In my writing, because of my upbringing living in places like Kenya, Tanzania, and India, and because of my feeling that the most fascinating part of being a citizen of the United States is that we live in a multicultural society, I have always mixed characters from different origins. Frequently, I have American characters living and traveling abroad in my fiction. Or, if the work is set in the United States, as in my novel Blind Speed, I created a character who is a lovable redneck hunter from Massachusetts, a Jamaican male nurse, and another character who is an Indian guru at a health retreat in Iowa, and so forth. Since we live in a multicultural country, and in a global environment where diverse groups and nationalities are mixing together, more and more, it seems essential to me for us to capture, all together, this diversity in a single text of fiction. I am writing this in Mexico, where my wife, who is Mexican, and I live during the summers. All of my cousins have married people from different countries, as well. The stories of the collection I am currently working on include American and Mexican characters caught in the violence of Mexico.

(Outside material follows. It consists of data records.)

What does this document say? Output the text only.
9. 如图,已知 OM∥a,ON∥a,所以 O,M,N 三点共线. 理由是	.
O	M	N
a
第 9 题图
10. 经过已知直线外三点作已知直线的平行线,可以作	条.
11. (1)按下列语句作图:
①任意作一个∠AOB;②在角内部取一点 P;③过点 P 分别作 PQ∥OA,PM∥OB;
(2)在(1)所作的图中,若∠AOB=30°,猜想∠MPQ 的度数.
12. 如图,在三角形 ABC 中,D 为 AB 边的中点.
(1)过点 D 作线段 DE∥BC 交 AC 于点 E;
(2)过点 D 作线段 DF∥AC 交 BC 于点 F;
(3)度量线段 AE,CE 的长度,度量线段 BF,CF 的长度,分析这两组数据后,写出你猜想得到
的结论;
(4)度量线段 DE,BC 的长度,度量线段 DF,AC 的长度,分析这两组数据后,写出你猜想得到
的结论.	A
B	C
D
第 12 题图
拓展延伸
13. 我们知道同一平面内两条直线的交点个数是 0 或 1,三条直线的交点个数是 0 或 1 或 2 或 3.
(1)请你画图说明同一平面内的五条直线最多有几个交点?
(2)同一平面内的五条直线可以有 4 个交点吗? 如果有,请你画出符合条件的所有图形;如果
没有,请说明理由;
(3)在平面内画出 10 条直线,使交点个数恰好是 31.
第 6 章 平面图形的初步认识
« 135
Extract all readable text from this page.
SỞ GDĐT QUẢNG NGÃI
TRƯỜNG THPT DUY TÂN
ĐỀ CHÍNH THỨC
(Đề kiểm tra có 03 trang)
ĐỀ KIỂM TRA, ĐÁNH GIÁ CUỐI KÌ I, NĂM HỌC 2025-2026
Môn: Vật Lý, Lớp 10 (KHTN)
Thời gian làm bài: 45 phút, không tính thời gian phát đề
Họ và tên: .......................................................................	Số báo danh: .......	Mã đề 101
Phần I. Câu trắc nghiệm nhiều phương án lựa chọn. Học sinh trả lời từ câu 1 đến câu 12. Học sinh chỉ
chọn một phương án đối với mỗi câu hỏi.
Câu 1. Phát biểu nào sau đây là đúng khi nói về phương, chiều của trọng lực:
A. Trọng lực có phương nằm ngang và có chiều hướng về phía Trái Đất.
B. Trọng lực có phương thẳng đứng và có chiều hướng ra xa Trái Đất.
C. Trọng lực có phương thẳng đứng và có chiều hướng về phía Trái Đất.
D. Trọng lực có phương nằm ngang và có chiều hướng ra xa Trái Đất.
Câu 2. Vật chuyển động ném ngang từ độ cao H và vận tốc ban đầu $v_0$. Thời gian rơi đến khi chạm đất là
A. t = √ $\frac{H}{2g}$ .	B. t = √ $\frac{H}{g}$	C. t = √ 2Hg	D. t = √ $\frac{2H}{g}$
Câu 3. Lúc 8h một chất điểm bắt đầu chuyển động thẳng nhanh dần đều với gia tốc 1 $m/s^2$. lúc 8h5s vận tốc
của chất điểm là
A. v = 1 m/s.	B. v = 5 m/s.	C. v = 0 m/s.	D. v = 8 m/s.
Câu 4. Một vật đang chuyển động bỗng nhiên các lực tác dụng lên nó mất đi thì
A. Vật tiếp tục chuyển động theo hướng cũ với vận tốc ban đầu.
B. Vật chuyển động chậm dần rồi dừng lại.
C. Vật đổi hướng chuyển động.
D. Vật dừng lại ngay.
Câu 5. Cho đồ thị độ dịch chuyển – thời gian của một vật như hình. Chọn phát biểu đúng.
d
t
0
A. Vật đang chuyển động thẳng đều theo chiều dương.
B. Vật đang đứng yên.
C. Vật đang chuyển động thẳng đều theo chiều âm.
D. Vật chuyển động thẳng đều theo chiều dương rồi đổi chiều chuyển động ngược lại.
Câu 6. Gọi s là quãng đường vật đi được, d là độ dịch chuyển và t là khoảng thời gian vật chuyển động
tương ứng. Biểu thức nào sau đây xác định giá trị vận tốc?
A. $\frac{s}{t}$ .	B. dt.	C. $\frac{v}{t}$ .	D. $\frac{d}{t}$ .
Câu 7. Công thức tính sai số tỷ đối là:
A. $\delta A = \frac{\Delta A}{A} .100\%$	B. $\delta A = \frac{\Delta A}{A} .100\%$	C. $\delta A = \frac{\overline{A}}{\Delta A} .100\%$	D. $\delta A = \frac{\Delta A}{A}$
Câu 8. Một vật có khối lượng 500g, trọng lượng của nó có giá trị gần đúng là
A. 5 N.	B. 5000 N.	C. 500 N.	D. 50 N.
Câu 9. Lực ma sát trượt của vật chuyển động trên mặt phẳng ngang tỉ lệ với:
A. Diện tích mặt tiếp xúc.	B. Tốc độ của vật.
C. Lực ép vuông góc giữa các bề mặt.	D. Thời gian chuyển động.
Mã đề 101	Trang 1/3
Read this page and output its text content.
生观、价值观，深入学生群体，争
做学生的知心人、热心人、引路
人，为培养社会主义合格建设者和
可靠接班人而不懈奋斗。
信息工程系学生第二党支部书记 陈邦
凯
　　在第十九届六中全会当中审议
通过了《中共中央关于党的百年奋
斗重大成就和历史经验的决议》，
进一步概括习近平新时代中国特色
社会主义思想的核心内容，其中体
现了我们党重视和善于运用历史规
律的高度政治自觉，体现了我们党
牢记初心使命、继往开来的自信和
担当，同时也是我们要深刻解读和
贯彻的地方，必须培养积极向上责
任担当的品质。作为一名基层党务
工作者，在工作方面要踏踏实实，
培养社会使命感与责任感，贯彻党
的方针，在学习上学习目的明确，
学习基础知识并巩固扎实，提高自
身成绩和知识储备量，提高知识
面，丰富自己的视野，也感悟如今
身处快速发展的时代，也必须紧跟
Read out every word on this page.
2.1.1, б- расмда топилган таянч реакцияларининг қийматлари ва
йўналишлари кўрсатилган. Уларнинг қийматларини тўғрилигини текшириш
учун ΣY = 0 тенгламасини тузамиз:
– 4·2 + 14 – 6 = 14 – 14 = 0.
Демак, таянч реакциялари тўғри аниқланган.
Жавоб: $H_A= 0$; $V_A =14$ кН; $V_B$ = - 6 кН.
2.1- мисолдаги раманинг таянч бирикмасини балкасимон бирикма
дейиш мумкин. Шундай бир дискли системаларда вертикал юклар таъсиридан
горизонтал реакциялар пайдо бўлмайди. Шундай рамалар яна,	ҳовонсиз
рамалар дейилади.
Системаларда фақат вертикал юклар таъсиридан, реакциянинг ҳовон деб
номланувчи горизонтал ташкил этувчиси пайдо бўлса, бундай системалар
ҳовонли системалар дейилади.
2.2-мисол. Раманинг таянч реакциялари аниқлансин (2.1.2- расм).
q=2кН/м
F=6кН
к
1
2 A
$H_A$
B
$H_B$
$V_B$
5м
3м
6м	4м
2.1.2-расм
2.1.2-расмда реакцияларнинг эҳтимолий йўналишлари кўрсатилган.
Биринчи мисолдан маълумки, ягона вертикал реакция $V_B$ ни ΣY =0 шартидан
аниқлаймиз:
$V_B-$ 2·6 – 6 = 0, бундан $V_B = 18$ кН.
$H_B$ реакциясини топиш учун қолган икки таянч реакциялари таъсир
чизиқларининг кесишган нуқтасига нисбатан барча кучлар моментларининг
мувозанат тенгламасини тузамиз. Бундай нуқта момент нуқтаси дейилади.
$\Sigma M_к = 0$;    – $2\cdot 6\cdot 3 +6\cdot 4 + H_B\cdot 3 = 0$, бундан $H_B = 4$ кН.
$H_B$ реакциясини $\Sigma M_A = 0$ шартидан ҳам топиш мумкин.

My call is for writers to feel completely open to write about whatever characters they want. Naturally, they should be aware of their biases, as much as possible, and of their limited knowledge when writing about the “other,” and they should be aware of how different groups have suffered historically, but this should not tie anyone’s hands as to what and about whom they should write. The only litmus test should be whether an author can write convincingly about a character.  If they can make a character feel alive, and authentic, then they should have the full right to write about such a character. And not only should they have the right and sanction of the literary community and of critics, but if we want to truly capture the multicultural society we live in, then such a diversity of characters will need to be drawn upon in single texts. We should not retreat into micro-groups of literature. Instead, we should represent the constant mix of groups, all around us, that makes living in the United States one of the most culturally special places to live in the world.